In summary, our study identified unique metabolomic signatures that are associated with the rate of human biological aging and may be useful for the rapid detection of older adults at risk for physiological dysfunction. Although further analyses need to be performed in diverse patient populations to confirm and extend our observations, the present model of biological aging and subsequent molecular analyses has established an approach to investigate the molecular foundation of biological aging in humans.

Author contributions

L.C.J. and C.R.M. conceived and developed the overall study design and collected data used in the biological aging model. K.P. established the mathematical models used to quantify biological age. K.P. and B.F.A. developed and packaged R scripts to execute the biological age algorithm.

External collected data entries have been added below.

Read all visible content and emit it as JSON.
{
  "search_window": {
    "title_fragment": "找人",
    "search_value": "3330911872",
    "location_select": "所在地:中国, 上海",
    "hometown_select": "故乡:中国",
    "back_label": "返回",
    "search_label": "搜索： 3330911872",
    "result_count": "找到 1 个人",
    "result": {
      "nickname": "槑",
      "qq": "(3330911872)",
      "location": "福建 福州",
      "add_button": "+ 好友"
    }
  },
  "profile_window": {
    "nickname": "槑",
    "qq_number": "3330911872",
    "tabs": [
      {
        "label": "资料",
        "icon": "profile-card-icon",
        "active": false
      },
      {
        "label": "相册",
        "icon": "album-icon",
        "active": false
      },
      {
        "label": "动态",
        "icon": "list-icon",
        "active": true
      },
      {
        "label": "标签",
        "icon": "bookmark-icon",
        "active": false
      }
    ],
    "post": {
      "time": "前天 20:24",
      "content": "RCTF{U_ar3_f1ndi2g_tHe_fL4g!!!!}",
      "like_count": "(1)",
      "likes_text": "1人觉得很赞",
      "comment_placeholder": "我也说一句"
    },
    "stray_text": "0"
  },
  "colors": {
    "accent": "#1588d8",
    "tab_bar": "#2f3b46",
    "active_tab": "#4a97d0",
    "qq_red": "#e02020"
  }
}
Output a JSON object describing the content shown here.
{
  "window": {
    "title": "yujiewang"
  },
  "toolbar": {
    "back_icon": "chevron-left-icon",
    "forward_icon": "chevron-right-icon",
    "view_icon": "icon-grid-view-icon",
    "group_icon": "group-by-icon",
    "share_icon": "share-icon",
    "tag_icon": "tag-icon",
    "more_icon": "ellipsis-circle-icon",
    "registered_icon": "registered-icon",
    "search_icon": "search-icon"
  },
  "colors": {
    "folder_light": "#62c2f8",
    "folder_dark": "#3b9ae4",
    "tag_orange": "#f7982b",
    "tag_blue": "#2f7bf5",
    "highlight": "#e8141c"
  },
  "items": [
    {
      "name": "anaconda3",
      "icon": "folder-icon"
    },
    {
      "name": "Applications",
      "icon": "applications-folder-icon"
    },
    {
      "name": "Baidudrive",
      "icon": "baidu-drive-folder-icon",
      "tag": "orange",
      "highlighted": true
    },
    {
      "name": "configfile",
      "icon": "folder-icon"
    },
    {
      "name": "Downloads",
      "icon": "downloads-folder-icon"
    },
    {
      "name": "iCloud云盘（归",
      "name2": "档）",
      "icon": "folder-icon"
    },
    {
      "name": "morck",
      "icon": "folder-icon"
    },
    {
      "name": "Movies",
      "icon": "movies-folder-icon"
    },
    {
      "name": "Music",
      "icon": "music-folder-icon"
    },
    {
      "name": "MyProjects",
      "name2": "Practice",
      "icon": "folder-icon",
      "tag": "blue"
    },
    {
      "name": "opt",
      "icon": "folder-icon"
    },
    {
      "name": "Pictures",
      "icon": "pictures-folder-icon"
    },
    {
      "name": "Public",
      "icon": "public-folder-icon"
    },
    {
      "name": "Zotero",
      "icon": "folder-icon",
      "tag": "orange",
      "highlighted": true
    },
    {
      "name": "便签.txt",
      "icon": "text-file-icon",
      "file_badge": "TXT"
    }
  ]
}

T.G.N. and A.D. conducted metabolomics analysis and contributed technical support. S.J. conducted dietary analyses. L.C.J. performed statistical analysis. L.C.J., C.R.M., and D.R.S. contributed critical input towards study design and manuscript development. All authors edited and approved the final version.

Funding information

This work was supported by National Institutes of Health awards T32 AG00027912 and Colorado CTSA UL1TR001082.

Compliance with ethical standards

All study procedures were reviewed and approved by the University of Colorado Boulder Institutional Review Board. Clinical and physiological measurements were performed at the University of Colorado Boulder Clinical Translational Research Center (CTRC). All study participants provided written informed consent after the nature, benefits, and risks of the study were explained.